A Brief History of Time

Instead of fixing up some multiplayer issues (which I should be doing) I've been experimenting with timers again. I believe that I've now taken the final steps required to properly decouple all of the subsystems in the engine, and now it's just a matter of properly determining which timer they should run on each frame (and under which circumstances: local server, active timedemo, etc).

Right now I have a build with 3 such timers running each frame, with one (which I'll call the "Client Timer") ticking according to the value of host_maxfps, another (which I'll call the "Server Timer") ticking at up to 72 FPS and the third (which I've called the "Steady Timer") ticking at up to 500 FPS. Depending on the mode that the engine is running in, various events during a frame (reading client input, rendering a screen, running the server, updating sound, etc) fire off based on one of these timers.

This has all got me thinking more about exactly how often certain events should fire off.
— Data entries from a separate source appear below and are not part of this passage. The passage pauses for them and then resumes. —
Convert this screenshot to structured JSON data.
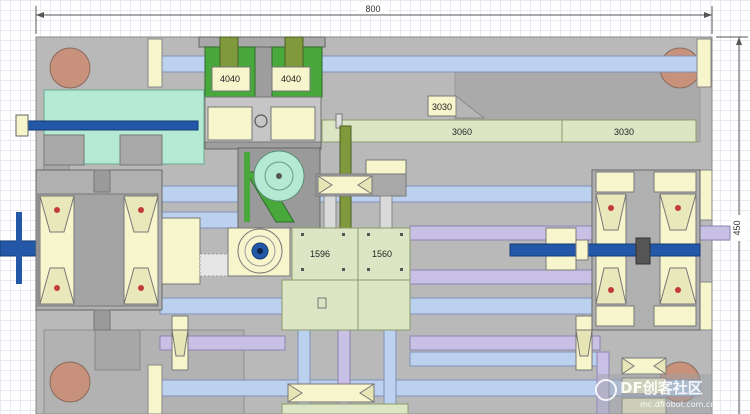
{
  "dimensions": {
    "width": "800",
    "height": "450"
  },
  "labels": {
    "profile_4040_left": "4040",
    "profile_4040_right": "4040",
    "profile_3030_top": "3030",
    "profile_3060": "3060",
    "profile_3030_right": "3030",
    "profile_1596": "1596",
    "profile_1560": "1560"
  },
  "watermark": {
    "text": "DF创客社区",
    "sub": "mc.dfrobot.com.cn"
  },
  "colors": {
    "base": "#b8b8b8",
    "rail_blue": "#bcd0ef",
    "rail_purple": "#c9c0e6",
    "pale_yellow": "#f6f5cc",
    "green": "#49a83c",
    "olive": "#7f993c",
    "shaft_blue": "#2358a8",
    "cyan_block": "#b4ead4",
    "foot_pad": "#c7907a"
  }
}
All of this is purely "thinking aloud", and there are no final decisions made, but it is interesting to think about them.
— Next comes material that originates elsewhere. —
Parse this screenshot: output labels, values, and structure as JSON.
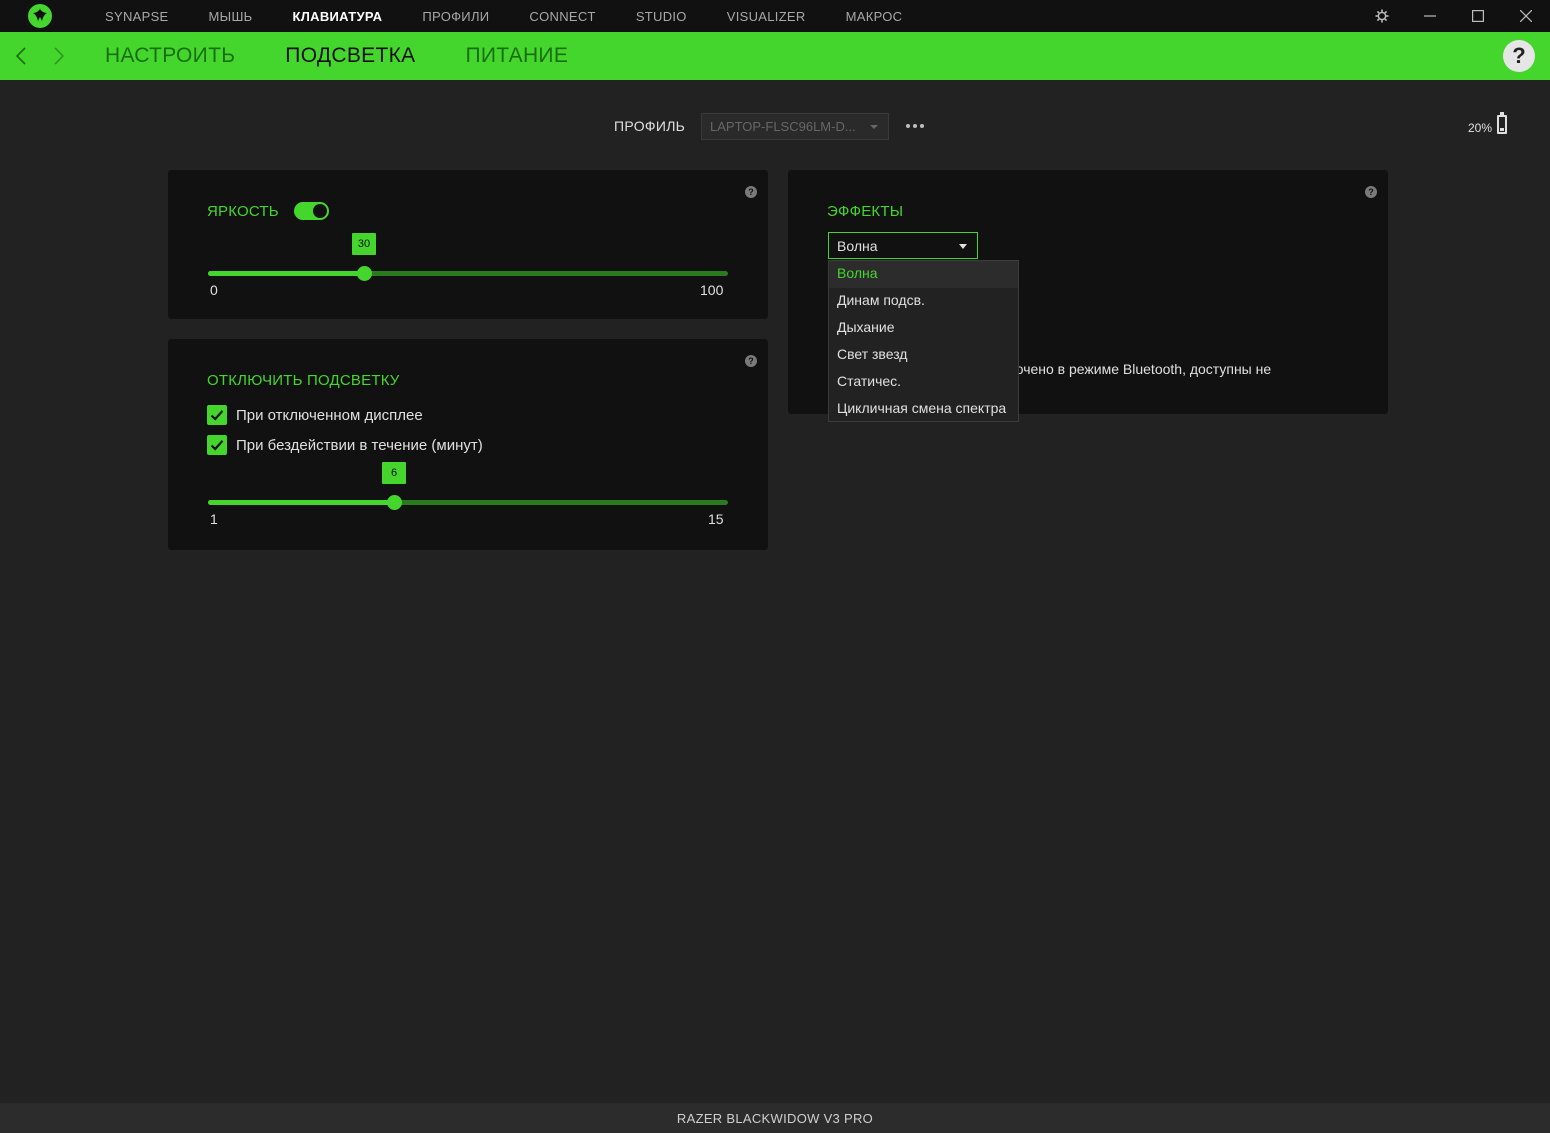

First up is the renderer. I'm wondering if the renderer should ever actually run at more than - say - twice your refresh rate. What exactly is the value of running the renderer (and remember that I'm only talking about the renderer here, not client input, for example) at 97 bajillion frames per second versus running it at 120? On the other hand, framerate locking the renderer would result in complaints that host_maxfps isn't working and that timedemos are unusually slow, so on balance leaving it unlocked seems better. Sometimes you have to do the Wrong Thing in order to do the Right Thing.

Second up is the server. Traditionally this has been subject to a cap of 72 FPS, but I've come to believe that the Quake server (particularly in single player games) should actually run a good bit slower than that. Look at it this way: back in 1996 most people were getting 20-30 FPS from Quake, and that was considered good performance. Quake development would have involved tuning the behaviours of physics/etc to give the intended results at this kind of framerate. As Quake has framerate-dependent physics, based on this logic even 72 FPS would be too fast and would be incorrect.

So why was 72 selected? A comment in the original source code ("don't run too fast, or packets will flood out") indicates that it's intended to be an absolute upper limit, rather than "the framerate that Quake is supposed to run at" (which I believe to be actually nearer 25). And why 72, rather than something like 70 or 75? The most reasonable explanation seems to me to be that 72 Hz was a common (if not the most common) refresh rate for monitors at the time, and it was just arbitrarily chosen on that basis.

This is all conjectural, of course, and I must dig through the old .plan archives to see if I can find anything that has a bearing on this.

So like I said, no final decisions made yet, and more testing of everything is required before I'd even consider a release with decoupled timings again, but it is a very interesting topic.

5 comments:

=peg= said...

From a multi-player-player point of view, I would love to be able to use the maximum input rate, while v_syncing the renderer to the monitor refresh-rate (rendering more frames then the screen can actually display seems pointless to me).
The only reason for setting host_maxfps to 250 or even higher (in the current situation where input-rates are tied to the renderer frame-rate) is to get smoother and more responsive mouse/keyboard input!

As for single player.. I suppose your reasoning there makes sense, but I'd like to be able to bunny hop in SP as well, whether this is an originally intended gameplay-mechanic or not ;)

=peg= said...

Forgot to mention that I still try to get the highest refresh-rates out of my screen, in order to minimize video-lag..

60Hz means that it takes 1/60 ~ 16.7 ms before the screen displays what happened on the server, which is of course on top of the connection latency..

Basically, the sooner you can see what happened, the faster you can respond to that (which is where the input-rates come in)..

Obviously MH is well aware of all this, but I'm just stating it here for the sake of clarification ;)

=peg= said...

*clarity (excuse my English, it's not my native language ;))

mhquake said...

It actually takes longer because your GPU buffers up to 3 frames worth of data and commands, so you might be waiting up to one-twentieth a second before what you see on-screen matches what you just did (assuming 60Hz).

You can get rid of the buffering in OpenGL by issuing a glFinish command (gl_finish 1 in Quake), but D3D doesn't have an equivalent. It's possible to fake it by using a call that forces a CPU/GPU synchronisation, like reading back from the framebuffer for example, but I haven't implemented anything like that.

mhquake said...

One thing that *I* forgot to mention is that even in ID Quake it's incredibly simple to decouple client input from everything else, and buffer up events precisely as they happen.